The risks and uncertainties associated with scale control in new field developments can often have a significant impact on the field economics. This can be especially true for marginal subsea fields producing from areas with high barium concentrations in their formation waters. Other aspects such as completion design, reservoir formation and heterogeneity also have a significant impact both on the severity of the scaling potential and also the ability to effectively treat production wells via conventional bullhead squeeze treatments. In this paper we describe an analysis that was conducted during the Pre-Front End Engineering and Design (FEED) stage of a field in the Norwegian sector of the North Sea. The field was expected to produce hydrocarbons from two subsea templates located 1.6km and 6.3km from a floating production system over a field life of ~ 10 years. Seawater injection was preferred over gas injection for pressure support owing to the higher predicted hydrocarbon recoveries. Of particular concern was the high barium concentration of > 700 ppm recorded from an appraisal well water sample, indicating a very severe barium sulphate scaling potential with raw sea water injection. For this field, in addition to the very severe potential barium sulphate scaling regime, a number of factors combined to present an exceptionally severe risk to the fields net present value. This related to: subsea completions with multiple production wells co-mingling at the wellheads (although dual production lines were incorporated into the design plan partially to assist in scale management); and long (500 – 700m) horizontal production wells and completion designs involving open hole screens served to increase the risks associated with scale formation and effective chemical placement. A range of alternative options were examined together with the associated risks and uncertainties. In summary, the most significant risks and uncertainties associated with the economic viability for seawater injection in this field related to:
Uncertainties associated with the initial formation water composition.

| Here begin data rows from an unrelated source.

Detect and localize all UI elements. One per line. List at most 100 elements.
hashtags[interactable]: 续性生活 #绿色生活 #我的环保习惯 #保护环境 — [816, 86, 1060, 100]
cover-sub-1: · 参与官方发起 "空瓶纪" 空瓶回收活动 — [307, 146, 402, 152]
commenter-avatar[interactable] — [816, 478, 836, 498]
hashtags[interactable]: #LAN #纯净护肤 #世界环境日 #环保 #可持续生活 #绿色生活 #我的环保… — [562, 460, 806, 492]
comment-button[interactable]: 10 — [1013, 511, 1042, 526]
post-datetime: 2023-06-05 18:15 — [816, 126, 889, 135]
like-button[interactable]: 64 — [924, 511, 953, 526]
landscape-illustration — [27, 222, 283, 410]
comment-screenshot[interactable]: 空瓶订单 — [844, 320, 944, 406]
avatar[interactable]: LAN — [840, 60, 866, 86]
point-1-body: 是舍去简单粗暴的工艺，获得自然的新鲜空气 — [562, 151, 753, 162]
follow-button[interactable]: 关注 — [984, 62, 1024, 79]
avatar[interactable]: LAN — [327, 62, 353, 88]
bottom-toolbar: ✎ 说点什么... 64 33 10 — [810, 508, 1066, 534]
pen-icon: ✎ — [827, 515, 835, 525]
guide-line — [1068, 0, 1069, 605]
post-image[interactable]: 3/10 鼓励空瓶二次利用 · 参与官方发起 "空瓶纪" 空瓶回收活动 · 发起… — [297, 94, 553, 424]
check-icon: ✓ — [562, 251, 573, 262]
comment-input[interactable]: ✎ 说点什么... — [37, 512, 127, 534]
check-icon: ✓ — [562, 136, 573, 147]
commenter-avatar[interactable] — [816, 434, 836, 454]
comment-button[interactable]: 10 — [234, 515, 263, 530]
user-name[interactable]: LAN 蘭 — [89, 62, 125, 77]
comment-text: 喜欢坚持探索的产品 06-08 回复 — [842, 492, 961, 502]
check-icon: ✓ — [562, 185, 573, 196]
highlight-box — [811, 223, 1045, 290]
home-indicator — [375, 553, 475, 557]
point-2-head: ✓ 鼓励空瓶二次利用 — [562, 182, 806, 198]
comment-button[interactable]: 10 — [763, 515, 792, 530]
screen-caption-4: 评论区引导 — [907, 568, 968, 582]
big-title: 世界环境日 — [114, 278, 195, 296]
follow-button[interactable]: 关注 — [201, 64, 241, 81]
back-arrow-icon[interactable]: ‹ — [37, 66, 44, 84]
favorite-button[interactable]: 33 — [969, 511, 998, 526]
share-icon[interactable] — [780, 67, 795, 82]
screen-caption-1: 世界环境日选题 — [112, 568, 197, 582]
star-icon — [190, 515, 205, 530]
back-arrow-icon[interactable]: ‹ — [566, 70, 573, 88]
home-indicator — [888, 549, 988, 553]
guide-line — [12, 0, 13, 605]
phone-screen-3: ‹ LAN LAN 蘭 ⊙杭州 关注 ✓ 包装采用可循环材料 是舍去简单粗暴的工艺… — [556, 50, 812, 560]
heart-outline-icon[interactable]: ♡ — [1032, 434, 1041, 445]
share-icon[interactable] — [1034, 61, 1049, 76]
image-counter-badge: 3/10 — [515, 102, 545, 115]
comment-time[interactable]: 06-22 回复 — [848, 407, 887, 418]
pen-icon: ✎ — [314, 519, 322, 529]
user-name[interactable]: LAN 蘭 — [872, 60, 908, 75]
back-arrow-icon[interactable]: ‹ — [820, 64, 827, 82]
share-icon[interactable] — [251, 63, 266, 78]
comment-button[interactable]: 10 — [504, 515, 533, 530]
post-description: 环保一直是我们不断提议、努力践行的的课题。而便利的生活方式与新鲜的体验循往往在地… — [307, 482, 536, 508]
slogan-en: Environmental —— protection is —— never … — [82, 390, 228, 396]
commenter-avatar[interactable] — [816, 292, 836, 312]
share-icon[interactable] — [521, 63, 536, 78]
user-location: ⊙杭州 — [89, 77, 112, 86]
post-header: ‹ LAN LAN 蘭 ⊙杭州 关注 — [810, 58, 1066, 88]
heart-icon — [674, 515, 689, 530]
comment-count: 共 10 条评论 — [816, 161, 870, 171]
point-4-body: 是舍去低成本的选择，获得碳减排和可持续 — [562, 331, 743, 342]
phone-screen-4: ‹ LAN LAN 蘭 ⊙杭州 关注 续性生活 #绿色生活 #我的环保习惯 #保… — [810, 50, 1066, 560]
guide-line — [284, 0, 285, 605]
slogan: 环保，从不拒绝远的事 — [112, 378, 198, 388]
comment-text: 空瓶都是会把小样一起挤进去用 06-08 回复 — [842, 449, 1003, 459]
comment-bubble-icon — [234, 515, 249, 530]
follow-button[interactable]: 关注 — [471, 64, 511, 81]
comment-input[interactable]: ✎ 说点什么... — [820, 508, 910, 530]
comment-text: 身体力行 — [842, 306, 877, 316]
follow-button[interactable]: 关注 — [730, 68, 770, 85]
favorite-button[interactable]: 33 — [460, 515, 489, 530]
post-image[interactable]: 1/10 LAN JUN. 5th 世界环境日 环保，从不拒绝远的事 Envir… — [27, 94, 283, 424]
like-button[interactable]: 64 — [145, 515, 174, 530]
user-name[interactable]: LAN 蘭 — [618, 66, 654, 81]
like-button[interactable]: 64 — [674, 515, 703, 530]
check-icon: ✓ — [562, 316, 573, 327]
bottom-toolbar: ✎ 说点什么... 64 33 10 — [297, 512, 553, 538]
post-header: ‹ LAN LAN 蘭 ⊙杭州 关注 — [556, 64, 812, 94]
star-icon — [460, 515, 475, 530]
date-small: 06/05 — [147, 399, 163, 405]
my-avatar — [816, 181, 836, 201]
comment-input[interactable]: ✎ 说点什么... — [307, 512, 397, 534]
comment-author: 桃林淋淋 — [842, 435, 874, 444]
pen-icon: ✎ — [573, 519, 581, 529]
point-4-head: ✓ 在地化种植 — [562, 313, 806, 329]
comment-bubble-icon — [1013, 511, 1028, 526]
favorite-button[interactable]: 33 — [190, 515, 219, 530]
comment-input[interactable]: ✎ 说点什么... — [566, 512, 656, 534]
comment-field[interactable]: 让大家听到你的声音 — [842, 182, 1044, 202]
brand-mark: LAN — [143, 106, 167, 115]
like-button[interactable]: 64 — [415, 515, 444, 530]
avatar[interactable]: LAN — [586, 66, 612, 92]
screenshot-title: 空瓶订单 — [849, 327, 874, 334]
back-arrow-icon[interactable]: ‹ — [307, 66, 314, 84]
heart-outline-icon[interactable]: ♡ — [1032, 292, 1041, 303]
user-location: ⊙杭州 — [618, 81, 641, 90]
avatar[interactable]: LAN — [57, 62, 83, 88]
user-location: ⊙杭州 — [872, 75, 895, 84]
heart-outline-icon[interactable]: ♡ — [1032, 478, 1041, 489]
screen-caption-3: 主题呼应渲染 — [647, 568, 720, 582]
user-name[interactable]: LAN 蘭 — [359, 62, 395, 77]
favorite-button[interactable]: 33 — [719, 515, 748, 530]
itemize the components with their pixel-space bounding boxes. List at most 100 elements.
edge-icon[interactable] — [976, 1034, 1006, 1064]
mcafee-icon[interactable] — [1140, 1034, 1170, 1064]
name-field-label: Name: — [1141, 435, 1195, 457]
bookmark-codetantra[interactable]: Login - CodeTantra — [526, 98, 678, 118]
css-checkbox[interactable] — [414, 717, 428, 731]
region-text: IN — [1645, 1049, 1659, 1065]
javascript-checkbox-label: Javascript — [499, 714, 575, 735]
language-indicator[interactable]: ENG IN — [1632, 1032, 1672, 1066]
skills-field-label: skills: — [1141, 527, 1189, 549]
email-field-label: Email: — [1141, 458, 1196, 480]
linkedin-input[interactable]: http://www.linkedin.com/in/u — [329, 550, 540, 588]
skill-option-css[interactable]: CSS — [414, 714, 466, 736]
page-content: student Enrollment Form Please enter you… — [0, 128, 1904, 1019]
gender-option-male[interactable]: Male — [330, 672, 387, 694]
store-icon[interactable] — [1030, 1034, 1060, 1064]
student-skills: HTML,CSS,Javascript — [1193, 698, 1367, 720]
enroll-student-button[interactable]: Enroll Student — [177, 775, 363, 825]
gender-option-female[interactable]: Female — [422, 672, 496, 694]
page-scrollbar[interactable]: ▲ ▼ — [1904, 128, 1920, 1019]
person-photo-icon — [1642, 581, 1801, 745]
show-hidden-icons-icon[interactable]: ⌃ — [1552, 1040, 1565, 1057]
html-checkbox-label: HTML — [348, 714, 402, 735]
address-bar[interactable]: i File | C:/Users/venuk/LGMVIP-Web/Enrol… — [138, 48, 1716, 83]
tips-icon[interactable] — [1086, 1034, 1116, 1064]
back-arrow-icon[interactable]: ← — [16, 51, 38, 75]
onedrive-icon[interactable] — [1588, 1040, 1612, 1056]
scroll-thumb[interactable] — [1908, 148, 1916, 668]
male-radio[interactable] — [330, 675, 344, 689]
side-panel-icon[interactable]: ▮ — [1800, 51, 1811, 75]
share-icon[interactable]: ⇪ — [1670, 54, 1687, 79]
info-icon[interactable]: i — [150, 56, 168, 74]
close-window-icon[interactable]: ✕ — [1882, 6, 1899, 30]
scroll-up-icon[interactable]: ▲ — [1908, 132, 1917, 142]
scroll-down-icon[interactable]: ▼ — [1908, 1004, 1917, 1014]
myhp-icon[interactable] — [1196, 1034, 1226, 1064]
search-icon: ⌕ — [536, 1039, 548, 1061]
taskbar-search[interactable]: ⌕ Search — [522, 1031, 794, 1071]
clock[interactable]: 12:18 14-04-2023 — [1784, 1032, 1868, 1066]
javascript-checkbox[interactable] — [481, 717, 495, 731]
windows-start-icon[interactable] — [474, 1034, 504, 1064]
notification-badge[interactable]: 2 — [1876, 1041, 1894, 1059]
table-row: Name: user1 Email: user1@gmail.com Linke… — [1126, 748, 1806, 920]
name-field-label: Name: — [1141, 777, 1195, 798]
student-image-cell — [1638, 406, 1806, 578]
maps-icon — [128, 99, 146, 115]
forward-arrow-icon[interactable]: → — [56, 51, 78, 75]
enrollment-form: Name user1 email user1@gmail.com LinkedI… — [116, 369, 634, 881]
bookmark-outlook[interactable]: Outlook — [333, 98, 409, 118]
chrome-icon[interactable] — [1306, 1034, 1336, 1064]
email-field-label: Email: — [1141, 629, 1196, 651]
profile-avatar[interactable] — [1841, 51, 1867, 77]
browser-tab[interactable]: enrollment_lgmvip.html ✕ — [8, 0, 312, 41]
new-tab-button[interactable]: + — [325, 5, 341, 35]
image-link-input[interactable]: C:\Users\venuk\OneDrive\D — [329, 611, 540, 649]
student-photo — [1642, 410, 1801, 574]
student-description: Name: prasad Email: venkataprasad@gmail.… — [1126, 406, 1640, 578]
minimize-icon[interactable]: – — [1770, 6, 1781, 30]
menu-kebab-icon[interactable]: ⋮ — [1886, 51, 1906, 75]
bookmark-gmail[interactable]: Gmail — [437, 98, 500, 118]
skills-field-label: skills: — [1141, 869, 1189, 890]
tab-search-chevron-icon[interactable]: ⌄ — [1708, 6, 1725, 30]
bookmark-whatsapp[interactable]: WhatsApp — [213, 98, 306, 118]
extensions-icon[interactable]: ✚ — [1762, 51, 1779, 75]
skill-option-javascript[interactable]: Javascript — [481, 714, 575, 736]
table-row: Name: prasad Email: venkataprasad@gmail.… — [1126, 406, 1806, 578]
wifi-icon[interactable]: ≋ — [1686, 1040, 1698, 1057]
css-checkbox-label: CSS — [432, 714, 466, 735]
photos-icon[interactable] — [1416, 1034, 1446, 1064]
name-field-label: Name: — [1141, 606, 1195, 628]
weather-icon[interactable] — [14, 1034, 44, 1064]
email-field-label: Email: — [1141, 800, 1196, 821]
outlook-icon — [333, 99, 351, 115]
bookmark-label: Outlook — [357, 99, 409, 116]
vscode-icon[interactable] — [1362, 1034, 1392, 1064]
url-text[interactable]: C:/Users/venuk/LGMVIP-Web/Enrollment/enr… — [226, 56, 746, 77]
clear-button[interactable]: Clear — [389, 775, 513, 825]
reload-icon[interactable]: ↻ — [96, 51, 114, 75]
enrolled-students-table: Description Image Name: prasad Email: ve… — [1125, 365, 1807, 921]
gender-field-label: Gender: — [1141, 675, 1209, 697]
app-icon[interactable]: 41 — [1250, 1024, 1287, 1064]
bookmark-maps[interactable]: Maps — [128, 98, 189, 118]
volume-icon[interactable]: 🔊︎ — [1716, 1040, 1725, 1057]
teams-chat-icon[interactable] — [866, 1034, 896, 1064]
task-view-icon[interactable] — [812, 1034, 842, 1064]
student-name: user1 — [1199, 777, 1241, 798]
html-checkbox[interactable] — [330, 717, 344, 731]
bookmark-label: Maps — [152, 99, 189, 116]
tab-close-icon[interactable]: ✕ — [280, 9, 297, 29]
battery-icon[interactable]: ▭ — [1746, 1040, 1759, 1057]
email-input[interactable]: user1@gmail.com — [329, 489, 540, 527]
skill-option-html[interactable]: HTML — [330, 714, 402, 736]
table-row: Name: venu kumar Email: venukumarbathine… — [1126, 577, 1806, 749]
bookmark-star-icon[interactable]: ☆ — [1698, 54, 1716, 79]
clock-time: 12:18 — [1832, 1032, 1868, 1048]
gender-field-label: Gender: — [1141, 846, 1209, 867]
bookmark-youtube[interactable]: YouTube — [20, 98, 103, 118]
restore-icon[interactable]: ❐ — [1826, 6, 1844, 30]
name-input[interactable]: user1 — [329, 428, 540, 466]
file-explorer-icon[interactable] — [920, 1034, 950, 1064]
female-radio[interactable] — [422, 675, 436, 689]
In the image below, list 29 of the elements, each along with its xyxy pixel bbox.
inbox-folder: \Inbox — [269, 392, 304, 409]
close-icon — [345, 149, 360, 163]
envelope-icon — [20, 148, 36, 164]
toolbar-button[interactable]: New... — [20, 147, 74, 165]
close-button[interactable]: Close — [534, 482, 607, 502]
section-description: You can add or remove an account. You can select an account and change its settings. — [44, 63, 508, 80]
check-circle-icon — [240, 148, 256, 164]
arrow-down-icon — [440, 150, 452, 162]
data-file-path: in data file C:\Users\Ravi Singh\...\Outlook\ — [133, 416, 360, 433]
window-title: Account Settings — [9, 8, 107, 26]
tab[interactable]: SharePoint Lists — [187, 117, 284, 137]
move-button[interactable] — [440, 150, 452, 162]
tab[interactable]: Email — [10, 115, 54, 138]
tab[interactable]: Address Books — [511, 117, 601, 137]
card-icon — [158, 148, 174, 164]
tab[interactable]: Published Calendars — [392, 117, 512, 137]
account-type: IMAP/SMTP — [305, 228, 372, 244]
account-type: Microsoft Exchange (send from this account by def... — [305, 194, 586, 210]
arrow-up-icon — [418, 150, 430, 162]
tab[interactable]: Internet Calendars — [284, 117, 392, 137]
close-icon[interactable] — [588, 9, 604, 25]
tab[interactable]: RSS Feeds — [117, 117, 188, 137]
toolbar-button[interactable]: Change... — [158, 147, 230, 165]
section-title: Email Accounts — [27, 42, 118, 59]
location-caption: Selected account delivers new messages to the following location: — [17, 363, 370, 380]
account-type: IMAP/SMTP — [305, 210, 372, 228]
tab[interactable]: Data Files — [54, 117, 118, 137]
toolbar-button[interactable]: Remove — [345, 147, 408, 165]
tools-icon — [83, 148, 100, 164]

The ability to squeeze treat wells without inducing fines mobilization and plugging sand control screens as observed in analogue fields.
The ability to effectively place scale inhibitor treatments along the length of the horizontal producers by bullhead treatments rather than coil tubing operations.
The potential for changes in the base case field production scenario
This work therefore allowed the design team to make informed decisions at the pre-FEED stage in a field where scale control had a significant impact on the fields economic viability.
The field under consideration is currently in its pre-development stage with oil production planned to commence in 2008. For this development, several aspects combine to make effective scale management a significant issue for consideration during the field development plan. This relates primarily to the high barium content recorded in the water sample (713 ppm, full composition given in Table 1 with the Miller water chemistry for comparison) and the current design case for pressure support in fault Blocks B and C being through sea water injection. This gives a considerable risk of very severe barium sulphate scaling occurring. Other aspects such as well design and placement issues serve to increase the risk to production for the base case production scenario.
The field in question is located in the Norwegian sector of the North Sea. It consists of 3 reservoir formations: Garn, Ile & Tilje. The reservoir sands are well consolidated and have a low clay content. All 3 reservoirs are present within each of the 3 fault blocks A, B & C but different fluid contacts have been found within the formations in each of the fault blocks (Figure 1). Hydrocarbons in place are currently estimated at 305mstb oil, 1.9TCf gas and 62mmstb condensate. The base-case for field development assumes a floating production system (FPSO).